Galway was one of the counties worst hit by the storm when it landed in the early hours of yesterday morning, bringing with it strong winds and heavy rain.
The western county was hit by flooding and severe disruption to services as the violent weather conditions continued throughout the morning.
Oranmore and parts of Galway city bore the brunt of the disruption, with schools across the county and some businesses forced to delay opening until 10am.
Other counties which were hit included Dublin, Cavan, Meath and Limerick, with the clean-up operation still in effect across the country in the wake of the storm.
In a statement the government confirmed that its Humanitarian Assistance Scheme is now available to householders affected by the flooding in Galway and will be “extended to other affected areas as required”.

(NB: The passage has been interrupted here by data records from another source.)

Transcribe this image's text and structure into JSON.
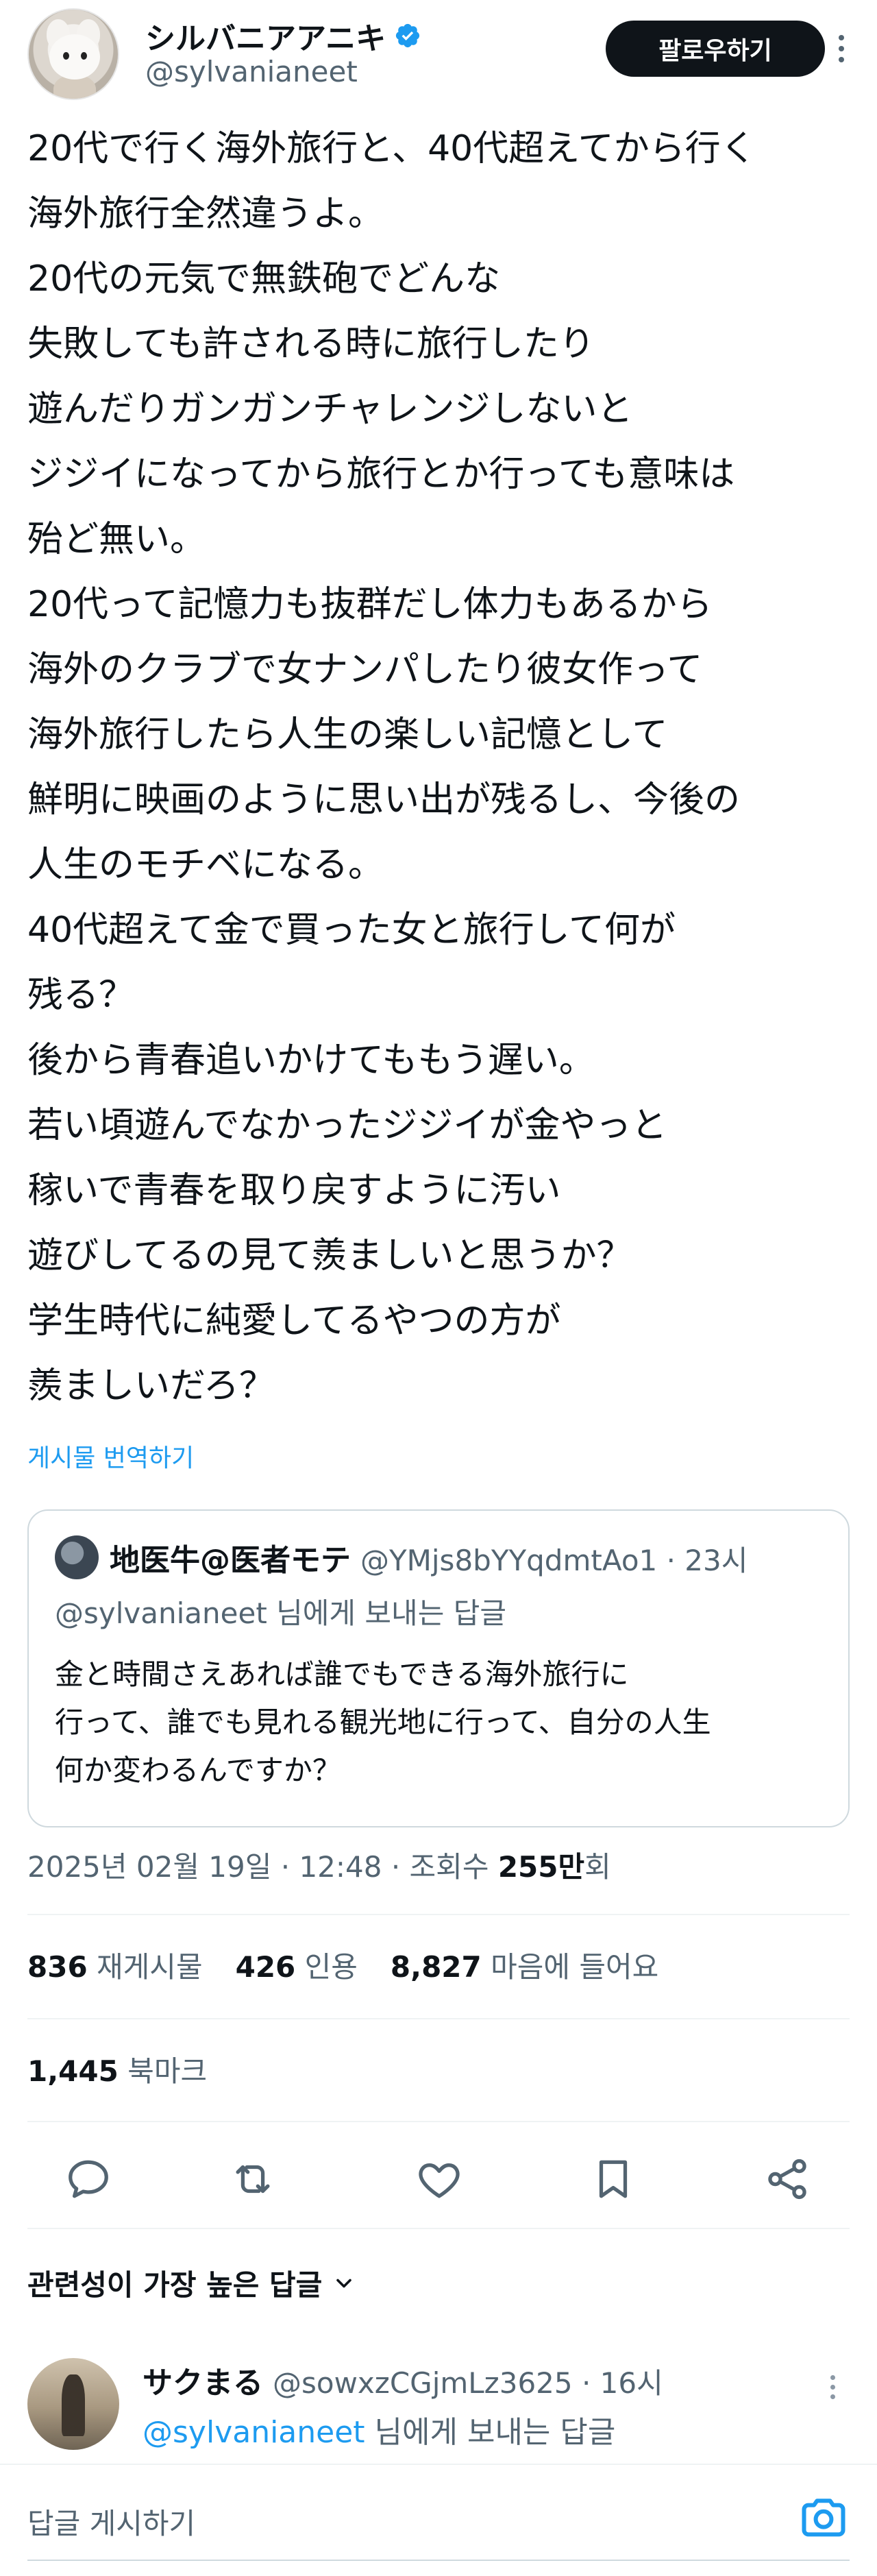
{
  "author": {
    "display_name": "シルバニアアニキ",
    "handle": "@sylvanianeet",
    "follow_label": "팔로우하기"
  },
  "tweet": {
    "lines": [
      "20代で行く海外旅行と、40代超えてから行く",
      "海外旅行全然違うよ。",
      "20代の元気で無鉄砲でどんな",
      "失敗しても許される時に旅行したり",
      "遊んだりガンガンチャレンジしないと",
      "ジジイになってから旅行とか行っても意味は",
      "殆ど無い。",
      "20代って記憶力も抜群だし体力もあるから",
      "海外のクラブで女ナンパしたり彼女作って",
      "海外旅行したら人生の楽しい記憶として",
      "鮮明に映画のように思い出が残るし、今後の",
      "人生のモチベになる。",
      "40代超えて金で買った女と旅行して何が",
      "残る？",
      "後から青春追いかけてももう遅い。",
      "若い頃遊んでなかったジジイが金やっと",
      "稼いで青春を取り戻すように汚い",
      "遊びしてるの見て羨ましいと思うか？",
      "学生時代に純愛してるやつの方が",
      "羨ましいだろ？"
    ],
    "translate_label": "게시물 번역하기"
  },
  "quote": {
    "name": "地医牛@医者モテ",
    "handle_time": "@YMjs8bYYqdmtAo1 · 23시",
    "replying_mention": "@sylvanianeet",
    "replying_suffix": " 님에게 보내는 답글",
    "lines": [
      "金と時間さえあれば誰でもできる海外旅行に",
      "行って、誰でも見れる観光地に行って、自分の人生",
      "何か変わるんですか？"
    ]
  },
  "meta": {
    "datetime": "2025년 02월 19일 · 12:48 · 조회수 ",
    "views_num": "255만",
    "views_suffix": "회"
  },
  "stats": {
    "reposts_num": "836",
    "reposts_label": "재게시물",
    "quotes_num": "426",
    "quotes_label": "인용",
    "likes_num": "8,827",
    "likes_label": "마음에 들어요",
    "bookmarks_num": "1,445",
    "bookmarks_label": "북마크"
  },
  "sort": {
    "label": "관련성이 가장 높은 답글"
  },
  "reply": {
    "name": "サクまる",
    "handle_time": "@sowxzCGjmLz3625 · 16시",
    "replying_mention": "@sylvanianeet",
    "replying_suffix": " 님에게 보내는 답글"
  },
  "composer": {
    "placeholder": "답글 게시하기"
  },
  "icons": {
    "verified": "verified-badge-icon",
    "reply": "reply-icon",
    "repost": "repost-icon",
    "like": "heart-icon",
    "bookmark": "bookmark-icon",
    "share": "share-icon",
    "camera": "camera-icon",
    "chevron": "chevron-down-icon"
  },
  "colors": {
    "accent": "#1d9bf0",
    "text": "#0f1419",
    "secondary": "#536471",
    "button": "#0f1419"
  }
}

The Scheme is designed to provide income-tested financial support to people whose homes are damaged from flooding and severe weather events and who are unable to meet costs for essential needs, household items and structural repair.
“I’m very conscious of the serious disruption that severe weather and flooding caused for individuals and families in County Galway, especially in Oranmore and parts of Galway City,” Minister for Social Protection, Heather Humphreys said.

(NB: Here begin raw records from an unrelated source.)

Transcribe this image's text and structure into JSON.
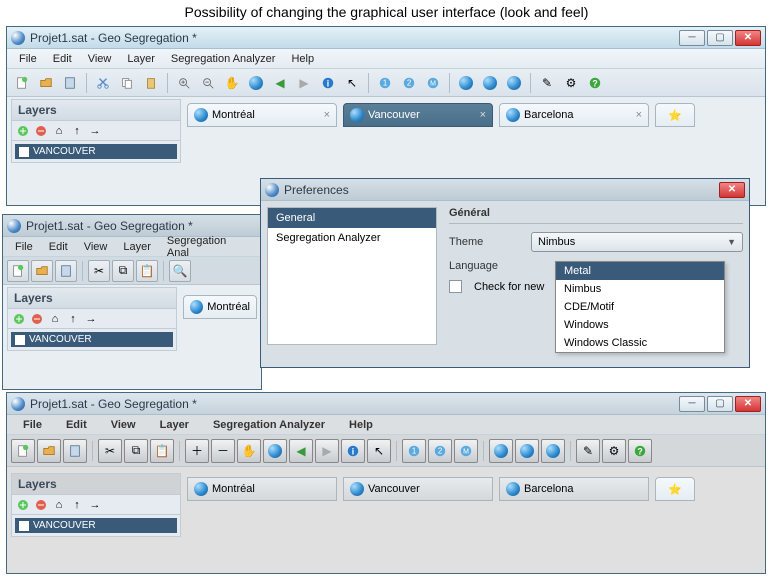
{
  "caption": "Possibility of changing the graphical user interface (look and feel)",
  "window_title": "Projet1.sat - Geo Segregation *",
  "menu": {
    "file": "File",
    "edit": "Edit",
    "view": "View",
    "layer": "Layer",
    "analyzer": "Segregation Analyzer",
    "help": "Help"
  },
  "layers": {
    "title": "Layers",
    "item": "VANCOUVER"
  },
  "tabs": {
    "t1": "Montréal",
    "t2": "Vancouver",
    "t3": "Barcelona"
  },
  "prefs": {
    "title": "Preferences",
    "nav1": "General",
    "nav2": "Segregation Analyzer",
    "header": "Général",
    "theme_label": "Theme",
    "theme_value": "Nimbus",
    "lang_label": "Language",
    "check_label": "Check for new",
    "options": {
      "o1": "Metal",
      "o2": "Nimbus",
      "o3": "CDE/Motif",
      "o4": "Windows",
      "o5": "Windows Classic"
    }
  },
  "metal_menu": {
    "analyzer": "Segregation Anal"
  }
}
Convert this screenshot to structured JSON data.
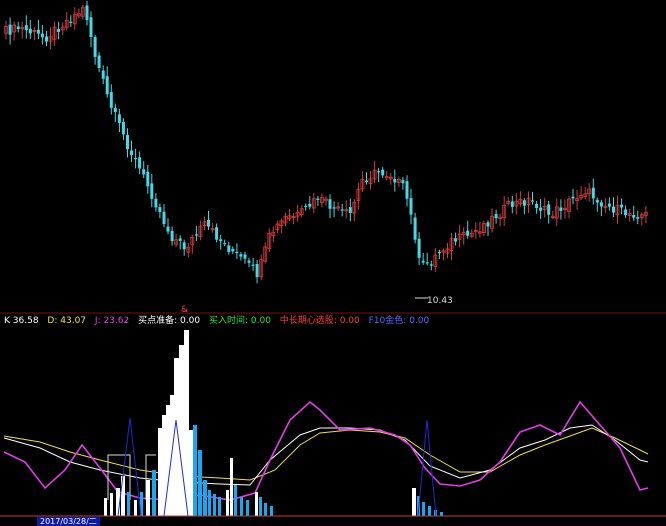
{
  "colors": {
    "background": "#000000",
    "up_candle": "#d23c3c",
    "down_candle": "#45d9e6",
    "panel_divider": "#7a0e0e",
    "k_line": "#ffffff",
    "d_line": "#f2e040",
    "j_line": "#e23ce8",
    "buy_prep_bar": "#ffffff",
    "buy_time_bar": "#1aa7ee",
    "prep_outline": "#dddddd",
    "blue_spike": "#1b2cd6",
    "date_highlight": "#0b1aa8"
  },
  "indicators": {
    "k": {
      "label": "K",
      "value": "36.58",
      "color": "#ffffff"
    },
    "d": {
      "label": "D:",
      "value": "43.07",
      "color": "#f2e040"
    },
    "j": {
      "label": "J:",
      "value": "23.62",
      "color": "#e23ce8"
    },
    "buy_prep": {
      "label": "买点准备:",
      "value": "0.00",
      "color": "#ffffff"
    },
    "buy_time": {
      "label": "买入时间:",
      "value": "0.00",
      "color": "#2ee23c"
    },
    "mid_add": {
      "label": "中长期心选股:",
      "value": "0.00",
      "color": "#ff3a3a"
    },
    "f_key": {
      "label": "F10金色:",
      "value": "0.00",
      "color": "#5566ff"
    }
  },
  "price_annotation": {
    "low_value": "10.43"
  },
  "marker_label": "&",
  "date_label": "2017/03/28/二"
}
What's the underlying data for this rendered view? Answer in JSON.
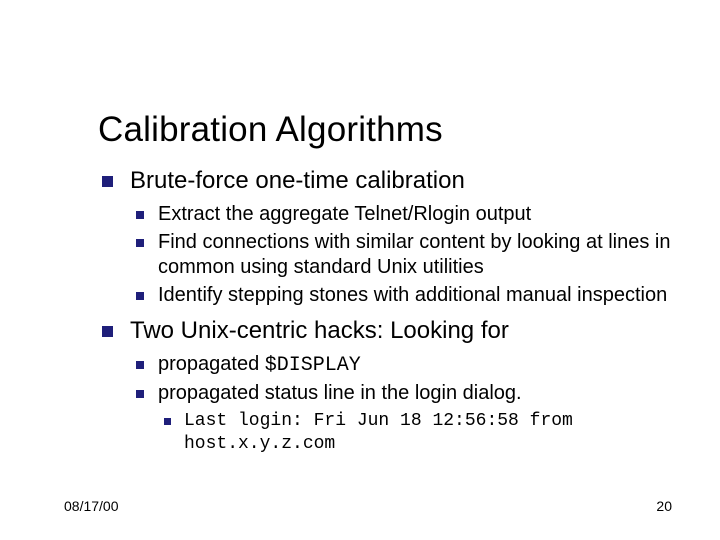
{
  "title": "Calibration Algorithms",
  "bullets": {
    "b1": "Brute-force one-time calibration",
    "b1_1": "Extract the aggregate Telnet/Rlogin output",
    "b1_2": "Find connections with similar content by looking at lines in common using standard Unix utilities",
    "b1_3": "Identify stepping stones with additional manual inspection",
    "b2": "Two Unix-centric hacks: Looking for",
    "b2_1_pre": "propagated ",
    "b2_1_code": "$DISPLAY",
    "b2_2": "propagated status line in the login dialog.",
    "b2_2_1": "Last login: Fri Jun 18 12:56:58 from host.x.y.z.com"
  },
  "footer": {
    "date": "08/17/00",
    "page": "20"
  }
}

“The Humanitarian Assistance Scheme is open and support is available,” she added.
“I recently secured a further €3million in funding for the Humanitarian Assistance Scheme administered by my department.
“In addition, in recognition of the supports needed I have recently increased the income limits for the scheme from €30,000 to €50,000 for a single person, €50,000 to €90,000 for a couple and €10,000 to €15,000 per dependent child.

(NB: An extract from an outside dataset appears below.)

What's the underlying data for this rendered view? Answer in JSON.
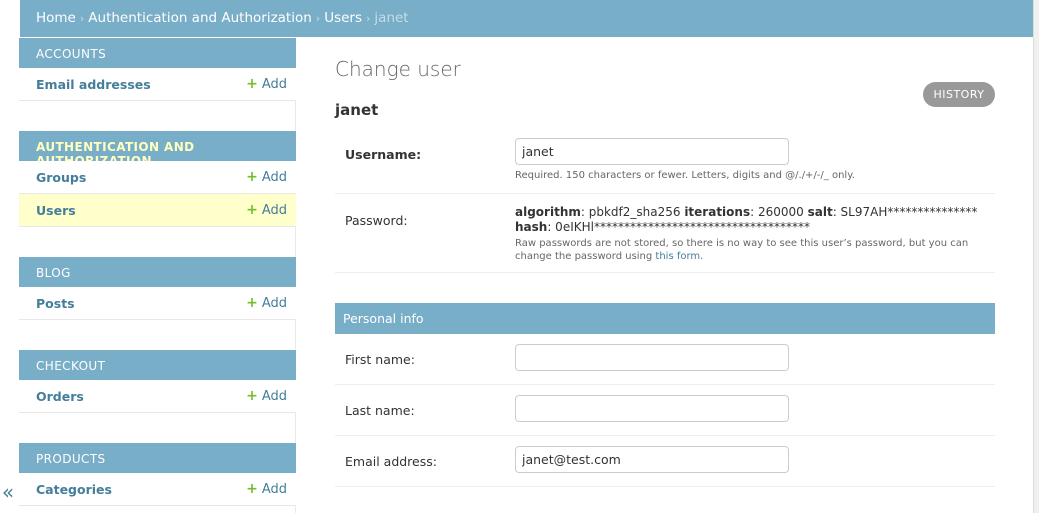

“If any homeowner affected by severe weather needs to access these supports, they can contact the Community Welfare Service by phoning 0818 60 70 80.”
When dealing with emergency events the scheme works in three stages.
The first stage provides emergency income support payments – for the likes of food, clothing and personal items - in the immediate aftermath of the event.
The second stage supports the replacement of ‘white goods’, such as basic furniture items and other essential household appliances.
In the third stage, the scheme will review what longer term financial support is required by the recipients for their households, which can include plastering, dry-lining, relaying of floors, electrical re-wiring and painting.
“Levels of payment under the scheme depend on the relative severity of damage experienced and the household’s ability to meet these costs, ensuring that the funding is appropriately targeted,” the Department of Social Protection confirmed.
“The income test for Humanitarian Assistance is more generous than that applied under means tested Social Welfare payments in general,” they explain.
“The basic principle of the income test is that individuals and families with average levels of income will qualify for assistance, including non-Social Welfare recipients.”
The Scheme is solely for people whose homes are affected, it does not cover risks that are already covered by insurance policies nor business or commercial losses.